Sales at U.S. retailers were little changed in April, starting the second quarter on a weak note as Americans remained reluctant to splurge.
The reading followed a revised 1.1 percent gain in March that was the biggest in a year and larger than previously estimated, Commerce Department figures showed Wednesday in Washington. The median forecast of 88 economists surveyed by Bloomberg called for a 0.2 percent gain in April.
Consumers have been using the windfall from cheap gasoline to boost savings as wages have been slow to pick up, which may temper the projected rebound in U.S. growth this quarter. At the same time, steady hiring and low borrowing costs will help underpin household spending, which accounts for about 70 percent of the economy.
“It’s certainly is a disappointing report,” said Guy Berger, an economist at RBS Securities Inc. in Stamford, Conn., who projected sales would be unchanged and is the top-ranked forecaster for retail purchases over the past two years, according to data compiled by Bloomberg. “We are going to need to see some of these categories that were weak in April firm up in May and June.”
Absent that, “there'll be some head-scratching that the economy is not coming back as strong as expected,” he said.
Department stores hit
Another report Wednesday showed the cost of foreign-made goods unexpectedly dropped 0.3 percent in April as the relatively strong dollar held down expenses for such things as food and automobiles.
Seven of 13 major categories showed gains, led by restaurants and bars and online merchants, the report showed. A tiny advance among miscellaneous stores tipped the balance in favor of gainers.
The dour tone of the report was reinforced by declines among discretionary items such as automobiles, furniture and electronics.
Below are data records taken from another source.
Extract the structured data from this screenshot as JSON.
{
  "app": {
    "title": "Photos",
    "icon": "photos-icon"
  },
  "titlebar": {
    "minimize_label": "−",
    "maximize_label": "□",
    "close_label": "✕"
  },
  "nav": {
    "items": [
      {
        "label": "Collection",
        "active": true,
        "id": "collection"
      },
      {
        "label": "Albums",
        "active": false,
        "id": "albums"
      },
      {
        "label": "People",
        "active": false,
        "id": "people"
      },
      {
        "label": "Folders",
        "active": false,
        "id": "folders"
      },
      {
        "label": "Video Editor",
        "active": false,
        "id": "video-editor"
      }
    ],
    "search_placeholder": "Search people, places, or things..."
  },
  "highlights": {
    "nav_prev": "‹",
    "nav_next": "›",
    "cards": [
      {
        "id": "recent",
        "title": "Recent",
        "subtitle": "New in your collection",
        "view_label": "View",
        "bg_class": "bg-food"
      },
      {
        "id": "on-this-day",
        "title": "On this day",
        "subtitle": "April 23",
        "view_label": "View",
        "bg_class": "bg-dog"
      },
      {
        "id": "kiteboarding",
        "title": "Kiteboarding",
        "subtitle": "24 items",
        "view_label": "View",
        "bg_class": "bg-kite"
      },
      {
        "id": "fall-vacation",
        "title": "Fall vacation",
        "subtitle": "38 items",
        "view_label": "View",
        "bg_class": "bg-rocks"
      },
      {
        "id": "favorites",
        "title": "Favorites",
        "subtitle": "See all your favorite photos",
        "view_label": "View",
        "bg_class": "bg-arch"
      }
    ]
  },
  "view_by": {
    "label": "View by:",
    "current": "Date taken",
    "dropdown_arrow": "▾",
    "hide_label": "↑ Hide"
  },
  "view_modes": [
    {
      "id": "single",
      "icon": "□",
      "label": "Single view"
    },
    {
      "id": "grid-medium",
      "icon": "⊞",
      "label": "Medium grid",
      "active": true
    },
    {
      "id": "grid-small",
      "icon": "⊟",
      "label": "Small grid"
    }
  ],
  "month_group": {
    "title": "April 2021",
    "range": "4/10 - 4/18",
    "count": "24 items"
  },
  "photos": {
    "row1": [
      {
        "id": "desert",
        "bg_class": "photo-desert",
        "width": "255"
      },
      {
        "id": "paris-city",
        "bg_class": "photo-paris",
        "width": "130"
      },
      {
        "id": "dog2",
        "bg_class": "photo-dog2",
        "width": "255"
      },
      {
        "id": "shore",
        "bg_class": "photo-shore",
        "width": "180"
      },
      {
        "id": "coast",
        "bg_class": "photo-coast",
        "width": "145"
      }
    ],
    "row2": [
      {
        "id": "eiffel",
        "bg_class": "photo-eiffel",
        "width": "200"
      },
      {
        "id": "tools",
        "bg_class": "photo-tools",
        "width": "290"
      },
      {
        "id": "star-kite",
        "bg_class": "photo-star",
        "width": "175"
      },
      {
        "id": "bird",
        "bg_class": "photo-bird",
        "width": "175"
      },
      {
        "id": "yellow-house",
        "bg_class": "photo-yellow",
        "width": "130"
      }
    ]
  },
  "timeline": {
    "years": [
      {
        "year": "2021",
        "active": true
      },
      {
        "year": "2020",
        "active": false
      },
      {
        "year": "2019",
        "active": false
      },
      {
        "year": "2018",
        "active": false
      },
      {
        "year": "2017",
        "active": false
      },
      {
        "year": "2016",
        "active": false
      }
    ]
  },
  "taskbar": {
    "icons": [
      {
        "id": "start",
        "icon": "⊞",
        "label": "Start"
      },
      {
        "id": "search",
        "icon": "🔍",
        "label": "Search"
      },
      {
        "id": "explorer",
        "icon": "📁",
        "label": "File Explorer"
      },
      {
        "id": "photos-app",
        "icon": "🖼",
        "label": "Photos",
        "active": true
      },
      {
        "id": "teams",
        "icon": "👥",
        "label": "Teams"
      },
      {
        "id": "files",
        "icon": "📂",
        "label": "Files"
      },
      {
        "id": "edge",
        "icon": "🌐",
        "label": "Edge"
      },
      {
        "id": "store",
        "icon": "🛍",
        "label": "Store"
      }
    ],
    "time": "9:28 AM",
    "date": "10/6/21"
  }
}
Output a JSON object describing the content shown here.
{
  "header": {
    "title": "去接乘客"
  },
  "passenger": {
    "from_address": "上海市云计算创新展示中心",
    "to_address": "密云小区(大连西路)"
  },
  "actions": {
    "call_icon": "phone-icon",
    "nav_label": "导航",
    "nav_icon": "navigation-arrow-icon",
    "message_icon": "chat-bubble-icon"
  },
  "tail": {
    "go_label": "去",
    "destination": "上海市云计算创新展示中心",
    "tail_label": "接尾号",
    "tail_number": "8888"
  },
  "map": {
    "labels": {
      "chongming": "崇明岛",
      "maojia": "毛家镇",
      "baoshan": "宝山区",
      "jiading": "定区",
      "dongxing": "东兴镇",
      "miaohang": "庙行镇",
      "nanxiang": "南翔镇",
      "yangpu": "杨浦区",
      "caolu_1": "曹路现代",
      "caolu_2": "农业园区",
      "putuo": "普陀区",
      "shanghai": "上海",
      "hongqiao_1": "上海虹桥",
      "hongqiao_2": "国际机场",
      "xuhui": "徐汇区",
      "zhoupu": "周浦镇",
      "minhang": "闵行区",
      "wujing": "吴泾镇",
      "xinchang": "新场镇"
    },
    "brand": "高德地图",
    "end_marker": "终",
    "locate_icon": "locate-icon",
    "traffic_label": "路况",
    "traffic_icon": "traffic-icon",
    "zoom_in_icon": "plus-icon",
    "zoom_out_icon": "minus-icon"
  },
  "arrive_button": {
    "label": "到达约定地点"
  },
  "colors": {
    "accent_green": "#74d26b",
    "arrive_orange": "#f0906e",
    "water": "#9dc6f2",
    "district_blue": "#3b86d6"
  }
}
Demand at grocery stores, service stations and general merchandise retailers also declined. The latter category includes department stores, which saw their biggest drop in purchases since January 2014, when snow blanketed much of the U.S.
Sales declined 0.4 percent at automobile dealers, after jumping 2.9 percent the previous month.
The upward revisions to most categories for March were a saving grace for the otherwise disappointing figures for April, and indicate consumer spending in the first quarter will be stronger than previously estimated.
The weather factor
Unusually harsh winter weather was blamed for some of the slowdown in retail sales in the early part of 2015, when delays related to a West Coast port dispute also held back other economic activity. The economy barely grew in the first quarter, with GDP advancing at a 0.2 percent annualized rate.
Since it’s still early in the quarter, some economists are more sanguine.
“It’s too early to add up the quarter based on one disappointing number,” Jim O'Sullivan chief U.S. economist at High Frequency Economics in Valhalla, New York, said before the report. “The job market is improving. Wage income is growing. Wealth has been generally rising, that’s a plus on top of wage income growth.”
The labor market continues to provide the wherewithal for Americans to spend. Payrolls bounced back in April with a 223,000 increase following a 85,000 gain the prior month, and the jobless rate fell to 5.4 percent, the lowest since May 2008, according to Labor Department data.